Despite a substantial body of compelling pre-clinical in vitro data with HDACi and 5-FU combinations, no objective responses were observed in this trial. However, 2 patients, neither of which demonstrated any vorinostat-induced downregulation of TS mRNA, had stable disease of 4 and 6 months. While it is not possible to positively attribute the observed disease stabilization to the addition of vorinostat to 5-FU/LV, it is worth noting that the clinical benefit of 5-FU alone in 5-FU-refractory colon cancer patients is negligible [39]. Furthermore, as dosing was de-escalated to dose level −2, with significantly reduced dosing of 5-FU/LV, the biological activity in these patients may have been inadvertently diminished. Of note, Fakih et al. [38] have reported anti-tumor activity with this combination administered on a different schedule than ours. In 21 CRC patients, 11 patients developed SD and 1 patient experienced a PR. The preliminary evidence of anti-tumor activity reported in both studies is worth noting, and the challenge lies in determining the mechanism by which the addition of a HDACi, such as vorinostat, to 5-FU results in tumor stabilization.

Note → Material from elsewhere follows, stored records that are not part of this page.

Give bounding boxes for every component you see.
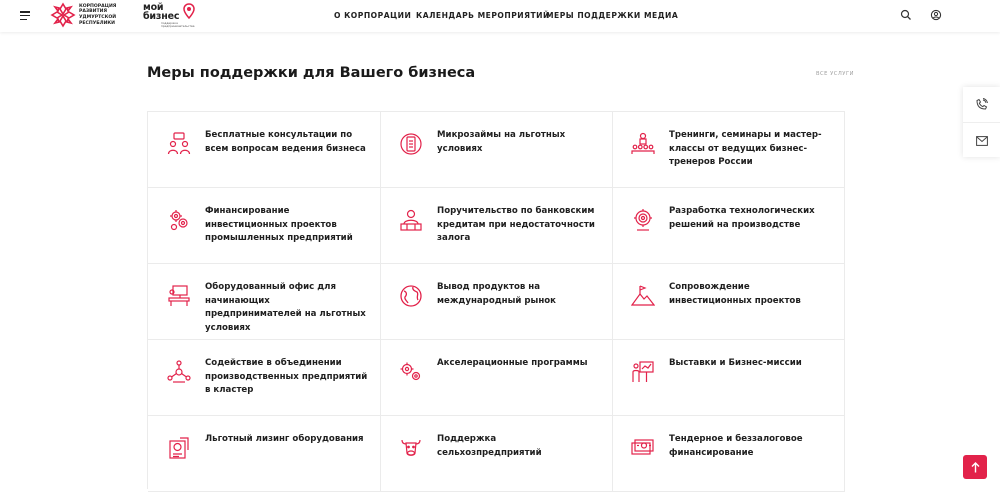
office-icon [168,285,190,306]
header: КОРПОРАЦИЯ РАЗВИТИЯ УДМУРТСКОЙ РЕСПУБЛИК… [0,0,1000,32]
nav-about[interactable]: О КОРПОРАЦИИ [334,11,411,20]
menu-icon[interactable] [20,11,30,21]
service-label: Акселерационные программы [437,358,588,368]
service-label: Поддержка сельхозпредприятий [437,434,542,458]
service-label: Бесплатные консультации по всем вопросам… [205,130,366,154]
service-card[interactable]: Тренинги, семинары и мастер-классы от ве… [612,112,845,188]
money-icon [631,439,654,455]
location-pin-icon [183,3,195,19]
service-card[interactable]: Финансирование инвестиционных проектов п… [148,188,381,264]
corp-emblem-icon [50,2,76,28]
nav-support[interactable]: МЕРЫ ПОДДЕРЖКИ [546,11,641,20]
acceleration-gears-icon [400,362,421,381]
mountain-flag-icon [631,285,655,306]
corp-logo[interactable]: КОРПОРАЦИЯ РАЗВИТИЯ УДМУРТСКОЙ РЕСПУБЛИК… [50,2,139,28]
service-card[interactable]: Выставки и Бизнес-миссии [612,340,845,416]
service-label: Поручительство по банковским кредитам пр… [437,206,595,244]
corp-logo-text: КОРПОРАЦИЯ РАЗВИТИЯ УДМУРТСКОЙ РЕСПУБЛИК… [79,3,117,26]
moi-biznes-logo-subtext: поддержка предпринимательства [161,21,195,28]
exhibition-icon [632,361,654,382]
guarantee-icon [400,209,422,231]
service-label: Оборудованный офис для начинающих предпр… [205,282,366,333]
training-icon [631,132,655,154]
all-services-link[interactable]: ВСЕ УСЛУГИ [816,71,854,77]
leasing-icon [169,437,189,459]
financing-gears-icon [170,210,188,231]
nav-calendar[interactable]: КАЛЕНДАРЬ МЕРОПРИЯТИЙ [416,11,550,20]
service-card[interactable]: Вывод продуктов на международный рынок [380,264,613,340]
service-label: Тренинги, семинары и мастер-классы от ве… [669,130,822,168]
service-card[interactable]: Микрозаймы на льготных условиях [380,112,613,188]
mail-icon [975,135,988,146]
service-card[interactable]: Поручительство по банковским кредитам пр… [380,188,613,264]
service-label: Финансирование инвестиционных проектов п… [205,206,353,244]
service-label: Выставки и Бизнес-миссии [669,358,802,368]
callback-button[interactable] [963,87,1000,122]
page-title: Меры поддержки для Вашего бизнеса [147,65,476,81]
service-label: Содействие в объединении производственны… [205,358,368,396]
cow-icon [401,439,421,456]
service-label: Сопровождение инвестиционных проектов [669,282,801,306]
service-label: Разработка технологических решений на пр… [669,206,815,230]
service-card[interactable]: Поддержка сельхозпредприятий [380,416,613,492]
service-label: Микрозаймы на льготных условиях [437,130,566,154]
contact-side-panel [963,87,1000,157]
moi-biznes-logo[interactable]: мой бизнес поддержка предпринимательства [143,3,199,29]
service-card[interactable]: Сопровождение инвестиционных проектов [612,264,845,340]
user-icon[interactable] [930,9,942,21]
service-card[interactable]: Тендерное и беззалоговое финансирование [612,416,845,492]
microloan-icon [400,133,422,155]
tech-solutions-icon [634,209,652,231]
moi-biznes-logo-text: мой бизнес [143,2,180,22]
globe-icon [400,285,422,307]
nav-media[interactable]: МЕДИА [644,11,678,20]
service-card[interactable]: Акселерационные программы [380,340,613,416]
scroll-to-top-button[interactable] [963,455,987,479]
search-icon[interactable] [900,9,912,21]
service-card[interactable]: Бесплатные консультации по всем вопросам… [148,112,381,188]
consultation-icon [167,132,191,155]
arrow-up-icon [971,461,979,472]
email-button[interactable] [963,122,1000,158]
service-label: Тендерное и беззалоговое финансирование [669,434,803,458]
service-card[interactable]: Разработка технологических решений на пр… [612,188,845,264]
service-label: Льготный лизинг оборудования [205,434,364,444]
service-card[interactable]: Оборудованный офис для начинающих предпр… [148,264,381,340]
service-card[interactable]: Льготный лизинг оборудования [148,416,381,492]
services-grid: Бесплатные консультации по всем вопросам… [147,111,845,492]
cluster-icon [167,360,191,383]
service-label: Вывод продуктов на международный рынок [437,282,556,306]
service-card[interactable]: Содействие в объединении производственны… [148,340,381,416]
phone-icon [976,98,988,110]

One of the objectives of this clinical trial was to determine whether vorinostat could induce intratumoral downregulation of TS mRNA in patients with elevated TS expression. While several patients did have reductions in their TS mRNA expression, the median overall change was +3.1%, and it was concluded that the evaluated dose of vorinostat was not sufficient to induce a 50% downregulation. A recent clinical trial utilizing a twice-daily 300-mg vorinostat schedule reported that peak serum concentrations did not exceed 2 μmol/l and no significant downregulation in TS expression was observed by both IHC and RT-PCR [40]. While pharmacokinetic analyses were not performed in our clinical trial, it is plausible that serum concentrations did not peak high enough with a once-daily 400-mg vorinostat schedule or persist long enough to induce effective intratumoral TS mRNA downregulation. Most in vitro analyses utilized a continuous vorinostat exposure to demonstrate downregulation of TS expression at the mRNA and protein level [21, 22, 27]. This fails to take into consideration the effects of vorinostat half-life and rapid systemic clearance. The 30- to 90- min half-life (T 1/2) of vorinostat results in a rapid decrease in serum concentrations, particularly with once-daily administrations [4042]. In addition, the effects of HDACi on pan-acetylation are rapidly reversed as cells re-establish acetylation homeostasis [43]. A modified vorinostat schedule designed to attain higher serum peak concentrations or to maintain adequate serum concentrations for longer tumor cell exposure may be more effective at downregulating intratumoral TS expression. The clinical activity of the combination of 5-FU and vorinostat at 1,700 mg/daily for 3 days on an every 2 week schedule as reported by Fakih et al. lends support to the notion that higher doses of vorinostat may be needed to achieve sufficient and prolonged serum concentrations. It is plausible that a threshold exists whereby a higher serum concentration and longer duration of tumor cell exposure to HDACi are needed to induce the downregulation of TS mRNA. However, the presence of detectable histone acetylation in six out of seven patients in our study indicates that vorinostat did induce biological activity in vivo. It is also possible that the clinical benefit observed with vorinostat and 5-FU is independent of any effects on TS expression and may include modulation of other 5-FU-metabolizing enzymes.

As an alternate approach to the dosing schedule manipulation, novel HDACi that are currently in development are demonstrating increased potency in pre-clinical analyses [27, 44] and more favorable pharmacokinetic properties in the clinic [45] and may therefore be more effective at downregulating intratumoral TS mRNA expression and re-sensitizing patients to 5-FU-based therapy.